Un Roi sereinement actif parce que conscient du tort provoqué, seul restant stoïquement au cœur de la mêlée !      

       Parmi tant de chefs d’Etats de toutes les nations, s’appliquant avec abnégation et sérieux à l’instauration de la démocratie basée sur les valeurs des droits de l’homme, Sa Majesté le Roi Mohamed VI en est l’un des plus constants dans son approche. C’est ainsi, s’ajoutant à sa détermination et son désir sans ambages de faire éclater la vérité à propos de ce malheureux épisode, c’est de sensibiliser les responsables au bon fonctionnement de l’Etat marocain. Et ce, dans toutes ses structures civiles et militaires, du moins ceux qui y resteront aux affaires à reconnaître l’énorme travail de vigilance qui les attend. Notamment, les services de surveillance et de veille sécuritaire à tous les niveaux, pour faire échapper l’Etat à la confrontation politico stratégique du fait accompli. Parce que s’il s’avère que des malveillants étrangers s’y sont glissés par personnes responsables de ce service de souveraineté dans le montage de la grâce pour déstabiliser l’entente hispano-marocaine, il se pourrait que le Maroc de la deuxième royauté en soit contraint à y faire face avec toute l’énergie et vigueur qu’il faudrait car il y va de la stabilité du pays.

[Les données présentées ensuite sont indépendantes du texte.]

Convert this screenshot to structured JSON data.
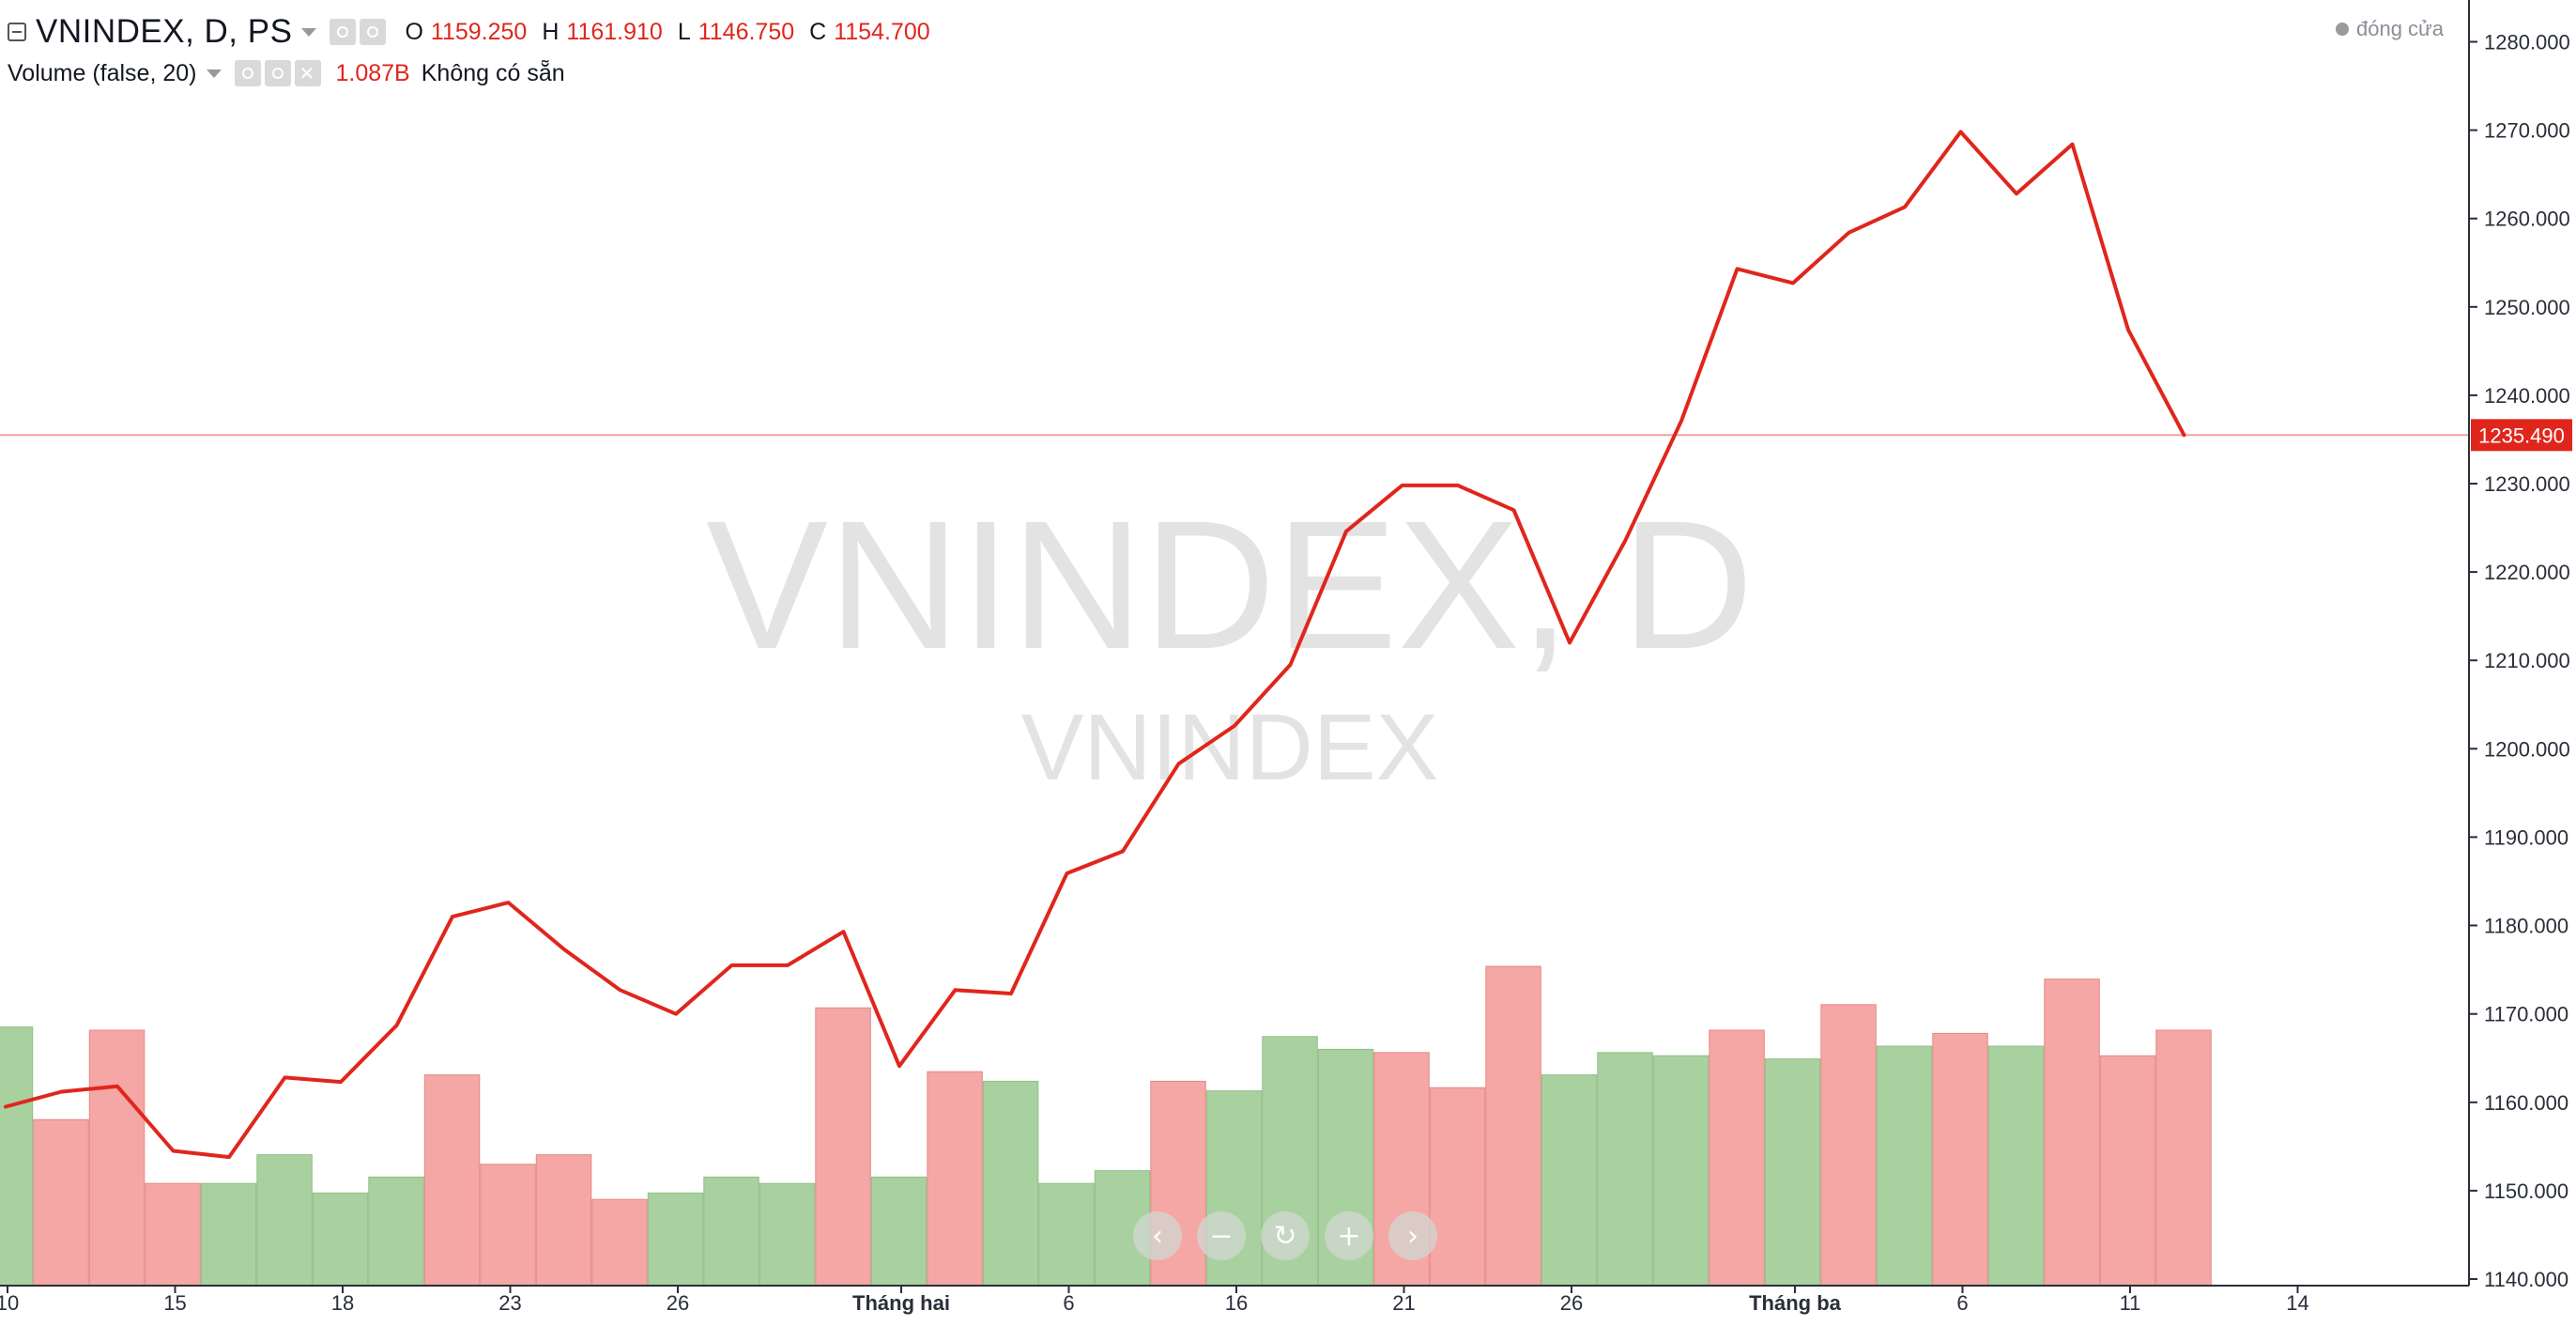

       En revanche, en pleine tempête le gouvernement tétanisé a montré sa valeur négative ne sachant pas qu’il allait vite être désavoué par le retrait de la grâce. Hélas, il n’a servi qu’à distribuer les coups de matraque avec une violence dans les gestes et les verbes à l’encontre des manifestants aigris. En plus du comportement des partis politiques médusés, faisant l’autruche face à cette situation et aussi par rapport à la société civile réceptive dignement réactive avec calme et responsabilité même subissant la bastonnade. De sorte, le Roi lui aussi en colère se sentant trahi se voyant seul face au tolet populaire, dans sa recherche tenace et obstinée de trouver le vrai coupable de tous ces déboires il a su faire triompher son génie de réactivité réaliste. Qu’auparavant lui avait valu le titre de clairvoyant pragmatique lors du déclenchement du déferlant printanier arabo-amazigh.

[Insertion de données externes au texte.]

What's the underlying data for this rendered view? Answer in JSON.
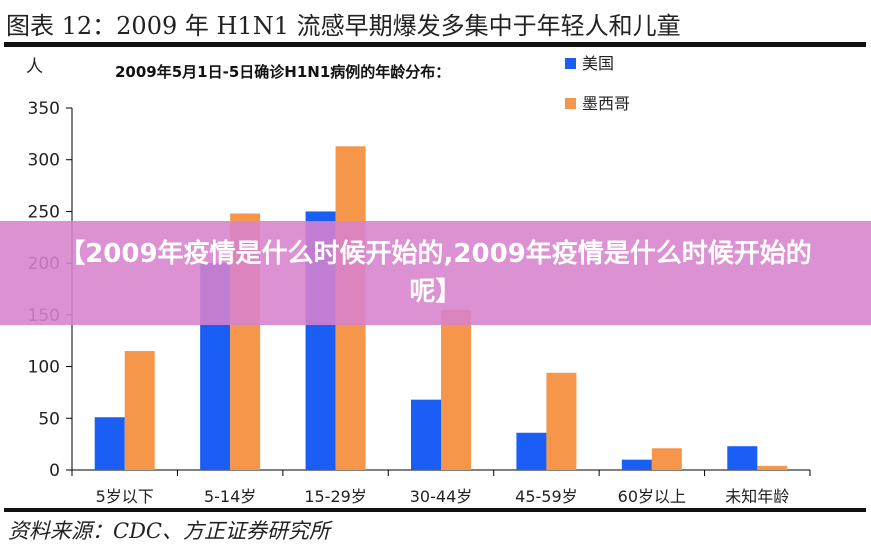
{
  "figure_title": "图表 12：2009 年 H1N1 流感早期爆发多集中于年轻人和儿童",
  "source": "资料来源：CDC、方正证券研究所",
  "banner_text": "【2009年疫情是什么时候开始的,2009年疫情是什么时候开始的呢】",
  "chart_data": {
    "type": "bar",
    "title": "2009年5月1日-5日确诊H1N1病例的年龄分布：",
    "ylabel": "人",
    "xlabel": "",
    "categories": [
      "5岁以下",
      "5-14岁",
      "15-29岁",
      "30-44岁",
      "45-59岁",
      "60岁以上",
      "未知年龄"
    ],
    "series": [
      {
        "name": "美国",
        "color": "#1a5ef5",
        "values": [
          51,
          200,
          250,
          68,
          36,
          10,
          23
        ]
      },
      {
        "name": "墨西哥",
        "color": "#f5964a",
        "values": [
          115,
          248,
          313,
          155,
          94,
          21,
          4
        ]
      }
    ],
    "ylim": [
      0,
      350
    ],
    "yticks": [
      0,
      50,
      100,
      150,
      200,
      250,
      300,
      350
    ],
    "grid": false,
    "legend_position": "top-right"
  }
}
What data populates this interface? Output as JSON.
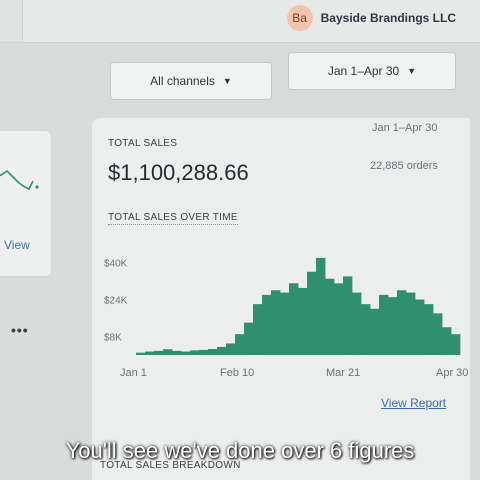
{
  "header": {
    "avatar_initials": "Ba",
    "store_name": "Bayside Brandings LLC"
  },
  "left_panel": {
    "view_link": "View",
    "more_label": "•••"
  },
  "filters": {
    "channel": {
      "label": "All channels",
      "icon": "chevron-down-icon"
    },
    "date": {
      "label": "Jan 1–Apr 30",
      "icon": "chevron-down-icon"
    }
  },
  "summary": {
    "total_sales_label": "TOTAL SALES",
    "date_range": "Jan 1–Apr 30",
    "amount": "$1,100,288.66",
    "orders": "22,885 orders"
  },
  "sales_over_time": {
    "title": "TOTAL SALES OVER TIME",
    "view_report": "View Report"
  },
  "breakdown_title": "TOTAL SALES BREAKDOWN",
  "caption": "You'll see we've done over 6 figures",
  "colors": {
    "series": "#2f8f6f",
    "link": "#3f6ca8"
  },
  "chart_data": {
    "type": "area",
    "title": "TOTAL SALES OVER TIME",
    "xlabel": "",
    "ylabel": "",
    "x_ticks": [
      "Jan 1",
      "Feb 10",
      "Mar 21",
      "Apr 30"
    ],
    "y_ticks": [
      "$8K",
      "$24K",
      "$40K"
    ],
    "y_tick_values": [
      8000,
      24000,
      40000
    ],
    "ylim": [
      0,
      48000
    ],
    "x": [
      "Jan 1",
      "Jan 8",
      "Jan 15",
      "Jan 22",
      "Jan 29",
      "Feb 5",
      "Feb 12",
      "Feb 19",
      "Feb 26",
      "Mar 5",
      "Mar 9",
      "Mar 12",
      "Mar 15",
      "Mar 17",
      "Mar 19",
      "Mar 21",
      "Mar 23",
      "Mar 25",
      "Mar 27",
      "Mar 29",
      "Mar 31",
      "Apr 2",
      "Apr 4",
      "Apr 6",
      "Apr 8",
      "Apr 10",
      "Apr 12",
      "Apr 14",
      "Apr 16",
      "Apr 18",
      "Apr 20",
      "Apr 22",
      "Apr 24",
      "Apr 26",
      "Apr 28",
      "Apr 30"
    ],
    "values": [
      1000,
      1500,
      1800,
      2500,
      1800,
      1500,
      2000,
      2200,
      2600,
      3500,
      5000,
      9000,
      14000,
      22000,
      26000,
      28000,
      27000,
      31000,
      29000,
      36000,
      42000,
      33000,
      31000,
      34000,
      27000,
      22000,
      20000,
      26000,
      25000,
      28000,
      27000,
      24000,
      22000,
      18000,
      12000,
      9000
    ],
    "grid": false,
    "legend": "none"
  }
}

       Il est vrai que malgré ces divers soucis jaillissant de la matérialisation temporelle de cette grâce inopportune même suivi du retrait, le Souverain donne des gages de poursuivre les recherches qui vont mener à une autre invention capitale de son génie. N’est-ce pas que l’on déjà eu la confirmation de l’arrestation de ce monstre pédophile par le ministère de l’intérieur en Espagne. Probablement il en écoperait d’un emprisonnement de la durée restante dans les geôles espagnoles, sinon c’est de sa déchéance de nationalité espagnole pour qu’il soit possible de l’extrader vers le Maroc. Rapidement donc, l’Espagne apparemment s’y est appliquée, tout d’abord par l’exécution audacieuse de ce nouveau temps politique vu qu’Interpole s’est mobilisée pour rattraper ce monstre, puis pour faire amende honorable en faveur des familles des enfants victimes.  En ce sens,  le Maroc retrouvera plus tôt sa sérénité et de surcroît son rayonnement qui le mènera une fois pour toute vers le passage à la Deuxième Royauté.


       Finalement, tout ceci se traduit principalement par le désir de secouement des cocotiers, d’abord parce que l’age de la retraite doit s’appliquer pour tous, et ensuite mettre en conformité constitutionnelle la relation de l’exercice de responsabilité avec le fait d’être dans l’obligation d’automatiquement rendre des comptes. Ne s’agit-il pas d’une évidence dont beaucoup de pays ont en pu éprouver leur démocratie, et donc prouver l’efficacité du cursus de l’administration au cours des carrières plus où moins bien remplies. Ainsi, pour s’assurer la confiance du peuple en leurs responsables, il est normal de changer de braquet dans les réformes structurelles et psychologiques pour éviter leurs incidences négatives d’antan. Désormais le futur gouvernement doit obligatoirement en tenir compte pour épargner au pays toute perte de temps.